From a business perspective, reducing capacity is exactly what the airlines should be doing, says Wharton transportation professor W. Bruce Allen.
Flights this summer are booked at historic high levels of nearly 90%. Before the industry was deregulated in 1978, flights typically ran 55% full. "If something happened back then, the airline could easily put you on the next flight because that flight was only half-full, too." He points out that an airline seat is not like canned soup or any other tangible product that can be shelved and sold later if demand is slow. As a result, airlines have honed operations to squeeze the most cash out of every seat they fly, including overbooking to make sure each seat has at least one customer. If airline operations "are running full-cylinder, then it's the most beautiful symphony you've ever heard," Allen notes. "The problem is it's scheduled so tightly that the minute something does go wrong -- wow!"
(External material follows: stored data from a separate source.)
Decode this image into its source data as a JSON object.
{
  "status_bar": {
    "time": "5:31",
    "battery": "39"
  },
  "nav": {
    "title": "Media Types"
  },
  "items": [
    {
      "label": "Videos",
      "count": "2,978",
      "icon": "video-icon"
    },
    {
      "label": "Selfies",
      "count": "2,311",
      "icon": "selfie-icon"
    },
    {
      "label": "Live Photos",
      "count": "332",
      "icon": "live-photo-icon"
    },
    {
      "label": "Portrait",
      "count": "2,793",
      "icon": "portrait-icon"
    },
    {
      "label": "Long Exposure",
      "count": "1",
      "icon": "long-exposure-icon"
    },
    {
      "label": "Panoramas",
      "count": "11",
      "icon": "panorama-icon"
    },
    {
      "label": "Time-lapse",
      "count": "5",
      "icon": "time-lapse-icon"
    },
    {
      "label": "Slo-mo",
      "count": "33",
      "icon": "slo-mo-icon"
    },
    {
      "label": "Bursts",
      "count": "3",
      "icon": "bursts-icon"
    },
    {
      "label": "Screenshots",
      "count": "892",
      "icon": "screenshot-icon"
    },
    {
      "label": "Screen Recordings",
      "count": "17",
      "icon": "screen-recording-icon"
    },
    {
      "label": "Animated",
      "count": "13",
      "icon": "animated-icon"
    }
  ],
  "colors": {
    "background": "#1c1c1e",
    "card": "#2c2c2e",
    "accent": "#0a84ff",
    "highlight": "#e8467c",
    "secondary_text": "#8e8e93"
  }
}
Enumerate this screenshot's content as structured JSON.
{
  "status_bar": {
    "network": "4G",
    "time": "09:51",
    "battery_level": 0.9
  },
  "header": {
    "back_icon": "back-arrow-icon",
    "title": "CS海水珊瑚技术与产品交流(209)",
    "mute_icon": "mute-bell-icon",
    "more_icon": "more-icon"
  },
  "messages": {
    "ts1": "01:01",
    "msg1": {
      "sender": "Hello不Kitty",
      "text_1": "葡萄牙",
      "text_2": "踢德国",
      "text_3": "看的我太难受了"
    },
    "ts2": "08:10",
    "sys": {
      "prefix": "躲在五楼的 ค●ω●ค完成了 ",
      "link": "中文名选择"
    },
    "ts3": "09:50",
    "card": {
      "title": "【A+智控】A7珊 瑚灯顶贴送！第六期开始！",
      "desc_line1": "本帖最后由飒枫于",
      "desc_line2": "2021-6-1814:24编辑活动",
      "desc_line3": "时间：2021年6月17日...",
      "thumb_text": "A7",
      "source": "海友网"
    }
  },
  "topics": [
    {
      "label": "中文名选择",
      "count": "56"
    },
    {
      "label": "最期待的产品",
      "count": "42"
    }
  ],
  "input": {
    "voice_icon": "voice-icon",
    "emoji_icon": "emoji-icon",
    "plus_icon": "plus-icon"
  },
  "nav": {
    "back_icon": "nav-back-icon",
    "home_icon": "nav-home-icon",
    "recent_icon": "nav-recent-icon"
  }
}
So, from an economic perspective, if you run an airline (or anything) at maximum output -- every seat full, every flight -- you're generating maximum revenue. If you were to reduce the number of flights, then demand would support raising fares on the remaining flights, so that you would earn more on each of those flights while your costs stayed constant (not allowing for any residual costs from the flights you cancelled). Granted, now people have to accept higher fares, longer waits to get a plane, and equal or greater probability of an unsatisfactory flight -- but from the economic perspective, whats not to like?